Dans l’histoire de la Région des Grands Lacs, il n’y a rien d’étonnant qu’un groupe rebelle qui attaque un pays soit soutenu par un pays étranger. Joseph Kabila Kabange avait soutenu l’ancien mouvement rebelle FDD-CNDD qui se battait contre le pouvoir militaire de Bujumbura. Le Rwanda a soutenu Mzee Laurent Kabila pour accéder au pouvoir avec le mouvement Alliance des Forces Démocratiques pour la Libération du Congo (AFDL). Le président Mobutu a soutenu le président Habyarimana contre les rebelles du Front Patriotique Rwandais (FPR). Les premiers rebelles des Forces Alliés Démocratiques (ADF) qui se battent depuis des années contre Kampala étaient une fois soutenues par le président Mobutu.
Quant au M23, il y a des questions intéressantes à poser ? (i) Pourquoi tous les accords signés depuis Joseph Kanambe Kabila ne soient jusqu’à ce honorés ? (ii) Pourquoi les promesses qu’avait faites Antoine Felix Tshisekedi aux combattants du M23 n’ont pas été respectées ? (iii)Pourquoi toutes les instances régionales (EAC, SADEC) et internationales (Nations-Unies, UE, et UA) demandent au pouvoir de Kinshasa de négocier mais que celui-ci ne n’y intéresse pas ? Pourtant sur le terrain, les combattants du M23 gagnent les batailles contre l’armée nationale Congolaise dont les militaires sont de plus en plus démoralisés.
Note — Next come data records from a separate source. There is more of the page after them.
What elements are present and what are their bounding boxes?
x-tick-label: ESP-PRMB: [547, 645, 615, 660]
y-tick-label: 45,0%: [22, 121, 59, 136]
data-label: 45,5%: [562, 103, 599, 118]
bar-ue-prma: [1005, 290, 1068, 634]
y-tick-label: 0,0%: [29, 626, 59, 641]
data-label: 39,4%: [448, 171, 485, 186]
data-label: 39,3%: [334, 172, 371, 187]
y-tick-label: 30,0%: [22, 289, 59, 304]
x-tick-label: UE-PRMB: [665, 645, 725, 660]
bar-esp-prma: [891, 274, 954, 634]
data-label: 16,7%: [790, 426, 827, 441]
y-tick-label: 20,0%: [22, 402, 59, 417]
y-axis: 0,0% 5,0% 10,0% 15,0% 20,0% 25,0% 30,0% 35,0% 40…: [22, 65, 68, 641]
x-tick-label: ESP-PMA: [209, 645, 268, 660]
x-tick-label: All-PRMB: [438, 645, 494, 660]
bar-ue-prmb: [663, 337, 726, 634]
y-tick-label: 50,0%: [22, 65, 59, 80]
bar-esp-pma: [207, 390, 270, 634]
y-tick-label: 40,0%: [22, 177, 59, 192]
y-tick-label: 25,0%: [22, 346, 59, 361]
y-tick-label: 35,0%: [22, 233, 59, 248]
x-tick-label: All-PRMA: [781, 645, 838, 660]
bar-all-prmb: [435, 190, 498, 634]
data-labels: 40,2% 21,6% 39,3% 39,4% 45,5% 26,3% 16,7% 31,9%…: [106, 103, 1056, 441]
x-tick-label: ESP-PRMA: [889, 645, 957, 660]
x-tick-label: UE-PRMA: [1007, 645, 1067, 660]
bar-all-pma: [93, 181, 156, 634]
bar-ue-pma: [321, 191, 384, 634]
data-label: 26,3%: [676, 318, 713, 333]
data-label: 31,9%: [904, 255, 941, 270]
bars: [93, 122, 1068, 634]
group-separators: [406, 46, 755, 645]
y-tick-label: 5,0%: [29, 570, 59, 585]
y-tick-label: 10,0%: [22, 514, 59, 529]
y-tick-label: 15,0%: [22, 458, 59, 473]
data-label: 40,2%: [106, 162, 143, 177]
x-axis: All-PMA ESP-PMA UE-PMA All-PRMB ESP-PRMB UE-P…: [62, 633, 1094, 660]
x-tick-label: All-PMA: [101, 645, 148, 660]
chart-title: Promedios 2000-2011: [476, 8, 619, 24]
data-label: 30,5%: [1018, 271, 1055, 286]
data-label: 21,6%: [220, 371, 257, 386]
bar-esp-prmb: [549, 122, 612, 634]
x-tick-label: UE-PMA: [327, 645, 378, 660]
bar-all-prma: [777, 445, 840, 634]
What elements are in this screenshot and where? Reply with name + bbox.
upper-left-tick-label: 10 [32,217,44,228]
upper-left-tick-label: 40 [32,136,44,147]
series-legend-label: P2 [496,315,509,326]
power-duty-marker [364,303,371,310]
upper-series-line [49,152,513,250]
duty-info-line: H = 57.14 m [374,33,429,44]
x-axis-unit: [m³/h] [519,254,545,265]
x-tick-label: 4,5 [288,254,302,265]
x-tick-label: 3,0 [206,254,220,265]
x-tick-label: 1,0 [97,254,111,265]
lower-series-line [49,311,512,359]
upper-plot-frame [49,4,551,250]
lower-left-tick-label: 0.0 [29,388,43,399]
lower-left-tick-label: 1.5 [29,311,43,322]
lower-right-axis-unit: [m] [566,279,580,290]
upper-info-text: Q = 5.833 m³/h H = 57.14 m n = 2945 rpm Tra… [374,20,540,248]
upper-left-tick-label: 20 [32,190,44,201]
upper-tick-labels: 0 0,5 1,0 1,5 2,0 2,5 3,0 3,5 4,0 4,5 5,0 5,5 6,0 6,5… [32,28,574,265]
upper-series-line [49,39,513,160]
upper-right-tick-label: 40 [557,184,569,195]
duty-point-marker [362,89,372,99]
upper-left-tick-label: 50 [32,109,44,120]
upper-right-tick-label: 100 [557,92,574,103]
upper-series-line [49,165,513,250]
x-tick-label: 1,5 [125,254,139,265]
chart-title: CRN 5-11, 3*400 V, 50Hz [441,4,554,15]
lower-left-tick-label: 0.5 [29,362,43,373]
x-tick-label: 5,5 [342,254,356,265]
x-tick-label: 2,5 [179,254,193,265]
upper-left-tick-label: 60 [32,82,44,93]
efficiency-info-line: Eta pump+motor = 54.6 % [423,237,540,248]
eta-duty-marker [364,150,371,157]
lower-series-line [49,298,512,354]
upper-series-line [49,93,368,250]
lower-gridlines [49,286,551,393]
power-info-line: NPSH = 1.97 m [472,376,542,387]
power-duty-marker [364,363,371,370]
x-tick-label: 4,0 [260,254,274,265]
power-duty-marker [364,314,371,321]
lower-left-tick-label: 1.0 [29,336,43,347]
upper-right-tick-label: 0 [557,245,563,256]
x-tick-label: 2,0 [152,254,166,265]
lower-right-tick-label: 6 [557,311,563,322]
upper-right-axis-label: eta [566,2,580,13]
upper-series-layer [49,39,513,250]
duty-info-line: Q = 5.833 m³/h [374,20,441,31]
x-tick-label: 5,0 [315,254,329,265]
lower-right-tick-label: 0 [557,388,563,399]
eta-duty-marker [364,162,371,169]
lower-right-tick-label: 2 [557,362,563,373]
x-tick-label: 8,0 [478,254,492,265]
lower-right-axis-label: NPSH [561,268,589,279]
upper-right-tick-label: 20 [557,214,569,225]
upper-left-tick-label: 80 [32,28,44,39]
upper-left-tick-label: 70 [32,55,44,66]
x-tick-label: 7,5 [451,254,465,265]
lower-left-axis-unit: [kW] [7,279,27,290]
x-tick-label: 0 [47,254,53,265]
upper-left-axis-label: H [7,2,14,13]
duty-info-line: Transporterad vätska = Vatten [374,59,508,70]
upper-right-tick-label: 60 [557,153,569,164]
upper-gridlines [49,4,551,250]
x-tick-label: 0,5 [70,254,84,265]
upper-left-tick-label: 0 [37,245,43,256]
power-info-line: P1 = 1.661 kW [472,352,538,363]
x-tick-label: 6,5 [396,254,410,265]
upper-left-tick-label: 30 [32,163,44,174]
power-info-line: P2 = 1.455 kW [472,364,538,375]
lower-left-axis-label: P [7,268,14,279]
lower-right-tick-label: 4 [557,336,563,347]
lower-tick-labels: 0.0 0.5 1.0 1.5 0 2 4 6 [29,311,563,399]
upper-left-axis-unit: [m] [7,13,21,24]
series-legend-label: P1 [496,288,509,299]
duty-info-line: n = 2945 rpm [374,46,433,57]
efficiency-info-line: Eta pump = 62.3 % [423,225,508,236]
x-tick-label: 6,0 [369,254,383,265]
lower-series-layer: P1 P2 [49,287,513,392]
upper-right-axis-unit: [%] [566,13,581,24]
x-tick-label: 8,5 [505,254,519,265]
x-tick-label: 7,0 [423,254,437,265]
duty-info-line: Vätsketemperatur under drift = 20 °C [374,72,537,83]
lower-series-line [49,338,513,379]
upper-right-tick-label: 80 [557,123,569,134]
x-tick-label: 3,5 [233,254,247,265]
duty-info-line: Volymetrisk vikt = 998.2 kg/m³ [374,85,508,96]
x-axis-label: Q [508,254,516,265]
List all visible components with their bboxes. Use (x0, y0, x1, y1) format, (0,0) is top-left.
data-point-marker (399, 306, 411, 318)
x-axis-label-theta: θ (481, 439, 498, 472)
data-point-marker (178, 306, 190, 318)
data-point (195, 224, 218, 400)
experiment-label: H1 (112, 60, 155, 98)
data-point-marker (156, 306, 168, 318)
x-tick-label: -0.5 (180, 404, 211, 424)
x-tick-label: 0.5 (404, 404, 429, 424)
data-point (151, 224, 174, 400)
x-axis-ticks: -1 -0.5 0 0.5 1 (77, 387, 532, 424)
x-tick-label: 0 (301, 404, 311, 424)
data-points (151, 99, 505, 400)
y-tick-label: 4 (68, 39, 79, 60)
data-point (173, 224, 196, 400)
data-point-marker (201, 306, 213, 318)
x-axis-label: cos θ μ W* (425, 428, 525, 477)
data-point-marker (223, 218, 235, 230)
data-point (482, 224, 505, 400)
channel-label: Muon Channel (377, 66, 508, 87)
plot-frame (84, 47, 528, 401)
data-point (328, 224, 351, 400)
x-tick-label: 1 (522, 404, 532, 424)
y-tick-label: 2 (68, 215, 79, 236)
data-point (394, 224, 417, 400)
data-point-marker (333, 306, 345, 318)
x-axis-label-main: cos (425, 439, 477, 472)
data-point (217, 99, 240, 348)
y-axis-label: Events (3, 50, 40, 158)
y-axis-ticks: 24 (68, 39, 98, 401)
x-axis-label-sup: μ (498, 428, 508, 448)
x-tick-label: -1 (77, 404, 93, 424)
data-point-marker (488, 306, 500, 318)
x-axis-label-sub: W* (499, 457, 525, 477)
Face à cette situation, comment expliquer le refus du pouvoir de Felix Tshisekedi de privilégier la voie de négociations ?
Le M23 est un des 187 groupes armés liés à leurs communautés en RDC. Dans ce contexte d’un environnement où pullulent des groupes armés, la fin des activités du M23 ne peut pas amener la paix en RDC. La dissolution du M23 signifierait un groupe armé de moins sur le terrain mais pas la paix pour le pays. Cependant, l’éradication de la culture des rébellions doit commencer par mettre fin à la culture de haine ethnique, manipulation politicienne, populisme et tribalisation des institutions congolaises. Tant que les conflits et violences inter-ethniques sont des instruments politiques, les mécanismes de paix auront toujours des défis. Tant que les institutions sécuritaires n’assurent pas la protection équitable à toutes les communautés, il y aura toujours des espaces des rebellions comme le M23.
Les solutions aux problèmes de la RDC doivent partir de racines des conflits interethniques. Les décisions politiques doivent être basées sur des décisions qui assurent l’inclusion et la cohésion sociale. Les immixtions et soutiens speculatifs extérieurs ne profitent que des cassures de la société congolaise.